Emboldened by the Trump administration, ICE has targeted undocumented immigrants for everyday occurrences, including arresting a man during a marriage interview, a father preparing for his son’s baptism, and a mother with valid work visa.  Even the undocumented immigrants who follow the law by appearing before U.S. Citizenship and Immigration Services (USCIS) at routine check-ins are not safe.

800,000

The number of current backlogged immigration cases (and counting)

While Trump likes to claim that the crisis at the southern border is the result of unchecked criminal immigration, the real crisis appears to be the record-high backlog of more than 800,000 cases awaiting their day in court. The figure rises to more than 1 million, if you include the ones the U.S. Attorney General wants on the docket.

The 800,000 number is the result of the administration’s attacks on the U.S. asylum system, the Trump administration’s decision to further restrict who is eligible to cross the U.S.-Mexico border, the implementation of case quotas for immigration judges, and the decision to detain migrants at the border for longer amounts of time.

The Trump administration has specifically ramped up a process called metering, which puts an arbitrary cap on the number of asylum applications accepted each day at ports of entry. The cap can change from day to day and port to port. This policy has resulted in the construction of tent cities along the U.S.-Mexico border, with hundreds of families waiting an indeterminable amount of time just for the opportunity to apply.

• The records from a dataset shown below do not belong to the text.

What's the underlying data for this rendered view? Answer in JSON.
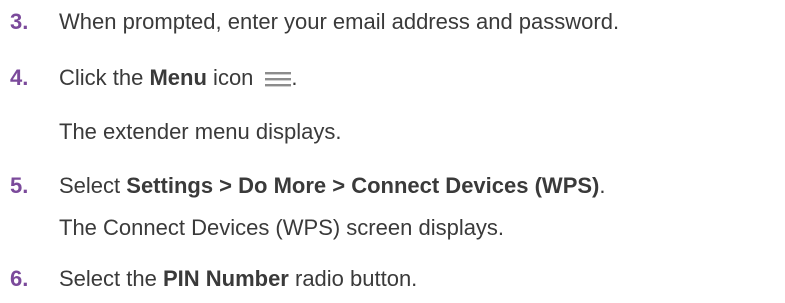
{
  "steps": [
    {
      "number": "3.",
      "text": "When prompted, enter your email address and password."
    },
    {
      "number": "4.",
      "before": "Click the ",
      "bold": "Menu",
      "after": " icon",
      "icon": "menu-icon",
      "end": ".",
      "note": "The extender menu displays."
    },
    {
      "number": "5.",
      "before": "Select ",
      "bold": "Settings > Do More > Connect Devices (WPS)",
      "end": ".",
      "note": "The Connect Devices (WPS) screen displays."
    },
    {
      "number": "6.",
      "before": "Select the ",
      "bold": "PIN Number",
      "after": " radio button."
    }
  ],
  "colors": {
    "step_number": "#7b4a9b",
    "body_text": "#3a3a3a",
    "icon": "#8c8c8c"
  }
}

The president’s demand for a border wall has worsened the problem, as the government shutdown brought immigration courts to a complete standstill. A study released by Syracuse University’s Transactional Records Access Clearinghouse (TRAC) estimated that, since the start of the shutdown in December, more than 42,000 cases have been canceled. That number is likely to grow by 20,000 each additional week the government remains closed.

A longer backlog creates a number of difficulties for the immigrants who have scheduled their hearings years in advance, and have waited patiently for their day in court.

Immigration attorneys and judges are unsure of how or when the cases will be rescheduled. When a hearing is cancelled, the cases scheduled for that date don’t just roll over, a judge has to either push it to the back of the line or bump up some other cases. Compounding the problem, staffing is thin and no one is allowed to volunteer their time to work through the shutdown.